Hypothesis Testing is a statistical tool, that allows the resemblance of two or more process attributes – mean, median, and standard deviation. It provides a method to determine differences.

• An important part of a conclusion reached based on random sampling (statistical inference)
  • A hypothesis is a statement we want to verify using data
    • is there a difference?
    • has there been a change?
• Null and Alternative hypotheses are formed
  • Level of risk and confidence required
• Experimentation is conducted, and interpret the results
  • Fail to reject the null hypothesis
    • No change. No difference, or…
  • Reject the null hypothesis
    • There is a change, a difference

What might we “Test” for?

We will be testing for a Change or Difference in Process…

• Central Tendency
  • Mean, Median, Mode
• Variation
  • Variance, Standard Deviation
• Proportion
  • % (ratio, proportion)
• Frequency (of occurrence)
  • Distribution of count/frequency

Testing Protocol

• “Null” hypothesis (H0)
  • This statement validates the status quo – no significant change will be observed. Any differences detected are purely due to chance and not a change in the process.
  • Symbols:
    • = (equals)
    • < (not less than)
    • > (not greater than)
• “Alternative” hypothesis (H1)
  • This is a statement that there will be a difference in statistical significance detected; there has been a change.
  • Symbols:
    • <> (doesn’t equal)
    • < (is less than)
    • > (is greater than)

The hypotheses are complementary to each other. If one is true, the other is not true, and vice versa.

If the p is low, the null must go!

When performing any statistical test, the outcome is based on sampling from the population; therefore, there is room for error. Most statistical tests are run with a 95% confidence level, indicating a 5% chance of making an error.

The decision to accept or reject the null hypothesis is predicated on the calculated p value. If the p value is a smaller amount than or adequate to a preassigned significance level (normally set at 5%), then we reject the null hypothesis and accept the alternative.

A p value will be calculated by the statistical software when running a hypothesis test.

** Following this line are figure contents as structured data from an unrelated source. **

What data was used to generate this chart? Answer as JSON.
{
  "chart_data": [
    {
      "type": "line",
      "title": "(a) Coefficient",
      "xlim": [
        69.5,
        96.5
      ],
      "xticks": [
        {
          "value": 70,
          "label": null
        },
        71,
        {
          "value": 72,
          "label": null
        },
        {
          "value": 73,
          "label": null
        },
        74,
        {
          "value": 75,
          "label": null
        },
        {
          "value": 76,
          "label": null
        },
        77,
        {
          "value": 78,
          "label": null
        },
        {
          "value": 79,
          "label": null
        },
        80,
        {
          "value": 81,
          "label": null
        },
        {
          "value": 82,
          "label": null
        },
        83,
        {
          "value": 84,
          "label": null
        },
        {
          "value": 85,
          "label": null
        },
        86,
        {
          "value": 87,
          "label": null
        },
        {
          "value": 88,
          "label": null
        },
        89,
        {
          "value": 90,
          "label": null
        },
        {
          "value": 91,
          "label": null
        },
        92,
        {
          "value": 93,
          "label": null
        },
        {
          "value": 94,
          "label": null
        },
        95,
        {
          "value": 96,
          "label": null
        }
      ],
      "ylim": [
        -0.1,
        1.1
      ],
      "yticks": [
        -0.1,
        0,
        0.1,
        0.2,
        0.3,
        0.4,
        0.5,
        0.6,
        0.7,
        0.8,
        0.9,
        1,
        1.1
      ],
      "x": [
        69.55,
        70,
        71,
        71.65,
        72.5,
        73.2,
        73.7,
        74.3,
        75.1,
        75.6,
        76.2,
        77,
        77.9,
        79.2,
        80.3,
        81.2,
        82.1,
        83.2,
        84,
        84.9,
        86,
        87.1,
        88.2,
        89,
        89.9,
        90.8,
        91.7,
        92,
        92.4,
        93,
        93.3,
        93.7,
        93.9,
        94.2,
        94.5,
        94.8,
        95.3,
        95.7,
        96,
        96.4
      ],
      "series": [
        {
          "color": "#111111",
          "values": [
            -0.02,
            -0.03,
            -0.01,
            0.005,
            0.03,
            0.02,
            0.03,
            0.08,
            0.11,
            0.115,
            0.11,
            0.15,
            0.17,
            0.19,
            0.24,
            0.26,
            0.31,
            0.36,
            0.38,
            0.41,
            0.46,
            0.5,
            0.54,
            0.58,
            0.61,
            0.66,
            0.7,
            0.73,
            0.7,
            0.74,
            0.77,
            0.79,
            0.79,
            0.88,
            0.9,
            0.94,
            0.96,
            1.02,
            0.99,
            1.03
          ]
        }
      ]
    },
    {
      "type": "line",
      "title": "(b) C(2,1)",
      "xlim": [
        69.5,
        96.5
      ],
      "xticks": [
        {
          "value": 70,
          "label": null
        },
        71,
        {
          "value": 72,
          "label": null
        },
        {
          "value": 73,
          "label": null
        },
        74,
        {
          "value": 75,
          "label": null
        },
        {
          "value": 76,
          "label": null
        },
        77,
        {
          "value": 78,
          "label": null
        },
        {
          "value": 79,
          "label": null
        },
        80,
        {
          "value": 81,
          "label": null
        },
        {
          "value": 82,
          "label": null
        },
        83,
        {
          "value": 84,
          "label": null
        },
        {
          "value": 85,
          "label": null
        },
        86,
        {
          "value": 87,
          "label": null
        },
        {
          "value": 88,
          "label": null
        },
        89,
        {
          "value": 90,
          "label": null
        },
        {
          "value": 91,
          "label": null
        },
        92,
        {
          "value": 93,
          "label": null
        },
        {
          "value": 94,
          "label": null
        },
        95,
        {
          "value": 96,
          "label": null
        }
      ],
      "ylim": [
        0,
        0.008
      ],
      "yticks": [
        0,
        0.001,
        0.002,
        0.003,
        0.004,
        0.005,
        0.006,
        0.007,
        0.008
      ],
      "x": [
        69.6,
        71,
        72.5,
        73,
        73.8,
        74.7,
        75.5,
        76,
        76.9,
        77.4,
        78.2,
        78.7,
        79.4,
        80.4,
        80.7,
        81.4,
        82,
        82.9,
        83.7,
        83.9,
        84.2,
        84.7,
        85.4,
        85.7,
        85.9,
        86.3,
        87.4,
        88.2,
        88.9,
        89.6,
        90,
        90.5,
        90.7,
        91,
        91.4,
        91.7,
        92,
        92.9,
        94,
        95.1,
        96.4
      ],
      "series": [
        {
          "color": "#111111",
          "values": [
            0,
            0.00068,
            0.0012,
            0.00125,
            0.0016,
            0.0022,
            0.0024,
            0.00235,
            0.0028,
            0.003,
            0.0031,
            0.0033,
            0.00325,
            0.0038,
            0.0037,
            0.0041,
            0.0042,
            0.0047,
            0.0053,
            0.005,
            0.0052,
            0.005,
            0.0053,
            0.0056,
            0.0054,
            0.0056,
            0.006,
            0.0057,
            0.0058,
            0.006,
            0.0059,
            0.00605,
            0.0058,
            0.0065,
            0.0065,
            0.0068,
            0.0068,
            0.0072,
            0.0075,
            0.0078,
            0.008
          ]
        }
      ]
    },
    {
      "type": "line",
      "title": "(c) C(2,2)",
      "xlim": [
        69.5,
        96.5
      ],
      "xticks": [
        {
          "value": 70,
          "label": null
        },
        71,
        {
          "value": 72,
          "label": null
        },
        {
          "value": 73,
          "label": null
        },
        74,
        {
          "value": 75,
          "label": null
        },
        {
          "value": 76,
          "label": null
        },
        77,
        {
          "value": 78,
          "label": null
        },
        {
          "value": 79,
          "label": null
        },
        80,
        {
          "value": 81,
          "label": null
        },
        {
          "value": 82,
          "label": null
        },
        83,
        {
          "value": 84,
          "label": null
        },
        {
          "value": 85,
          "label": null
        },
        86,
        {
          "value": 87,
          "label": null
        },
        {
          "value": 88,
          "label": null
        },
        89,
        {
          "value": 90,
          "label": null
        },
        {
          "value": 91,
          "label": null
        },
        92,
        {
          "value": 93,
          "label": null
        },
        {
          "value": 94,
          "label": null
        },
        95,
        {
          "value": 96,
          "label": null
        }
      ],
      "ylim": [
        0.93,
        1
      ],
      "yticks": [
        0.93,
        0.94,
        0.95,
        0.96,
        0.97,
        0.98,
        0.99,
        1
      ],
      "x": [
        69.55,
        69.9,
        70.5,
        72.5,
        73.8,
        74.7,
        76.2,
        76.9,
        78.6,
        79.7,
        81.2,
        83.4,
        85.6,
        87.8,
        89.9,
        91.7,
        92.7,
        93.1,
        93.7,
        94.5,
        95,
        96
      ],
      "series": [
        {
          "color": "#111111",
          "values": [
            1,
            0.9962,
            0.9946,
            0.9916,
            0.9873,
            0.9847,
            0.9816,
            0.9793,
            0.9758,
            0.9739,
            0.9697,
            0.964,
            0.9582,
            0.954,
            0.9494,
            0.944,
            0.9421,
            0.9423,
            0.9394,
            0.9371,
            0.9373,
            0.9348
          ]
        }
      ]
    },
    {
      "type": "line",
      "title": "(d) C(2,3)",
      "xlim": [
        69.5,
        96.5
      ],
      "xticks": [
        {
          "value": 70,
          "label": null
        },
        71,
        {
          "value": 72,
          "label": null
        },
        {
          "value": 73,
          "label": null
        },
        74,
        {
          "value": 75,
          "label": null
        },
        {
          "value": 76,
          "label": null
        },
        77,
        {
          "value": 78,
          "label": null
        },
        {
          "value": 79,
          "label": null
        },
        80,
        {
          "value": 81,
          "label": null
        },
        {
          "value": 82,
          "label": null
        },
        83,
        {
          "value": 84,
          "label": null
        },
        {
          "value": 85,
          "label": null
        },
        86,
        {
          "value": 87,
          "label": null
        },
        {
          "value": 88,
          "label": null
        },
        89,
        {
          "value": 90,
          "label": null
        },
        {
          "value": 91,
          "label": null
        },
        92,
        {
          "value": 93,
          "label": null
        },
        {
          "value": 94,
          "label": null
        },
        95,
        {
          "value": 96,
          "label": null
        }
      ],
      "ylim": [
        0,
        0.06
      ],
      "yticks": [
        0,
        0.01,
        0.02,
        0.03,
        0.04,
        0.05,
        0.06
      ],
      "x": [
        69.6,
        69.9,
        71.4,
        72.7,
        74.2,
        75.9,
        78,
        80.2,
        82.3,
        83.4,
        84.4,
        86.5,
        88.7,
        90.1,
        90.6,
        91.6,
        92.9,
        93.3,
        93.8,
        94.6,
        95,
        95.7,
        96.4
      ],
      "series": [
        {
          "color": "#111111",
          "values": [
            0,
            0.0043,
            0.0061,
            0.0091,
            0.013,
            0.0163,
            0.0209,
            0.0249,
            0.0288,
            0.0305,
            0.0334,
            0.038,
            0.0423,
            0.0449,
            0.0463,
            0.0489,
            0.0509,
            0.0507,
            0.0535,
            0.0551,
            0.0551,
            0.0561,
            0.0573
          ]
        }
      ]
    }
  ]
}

Types of Hypothesis Testing

There are many different types of hypothesis tests, and they can be divided into two main categories:

• Parametric tests
  • Makes inferences about parameters like mean and variance
  • Based on assumptions of specific distributions (ex. “normal” or “t” distributions)
• Non-parametric tests
  • Makes inferences about frequency distribution like median, distribution type
  • Usually include sign and rank tests (a type of “math” used)
  • Do not require normality assumptions (but have some assumptions… always check them!)

Depending on the type of data you have collected, and whether it’s normal or non-normal, several hypothesis tests are available for comparing process characteristics.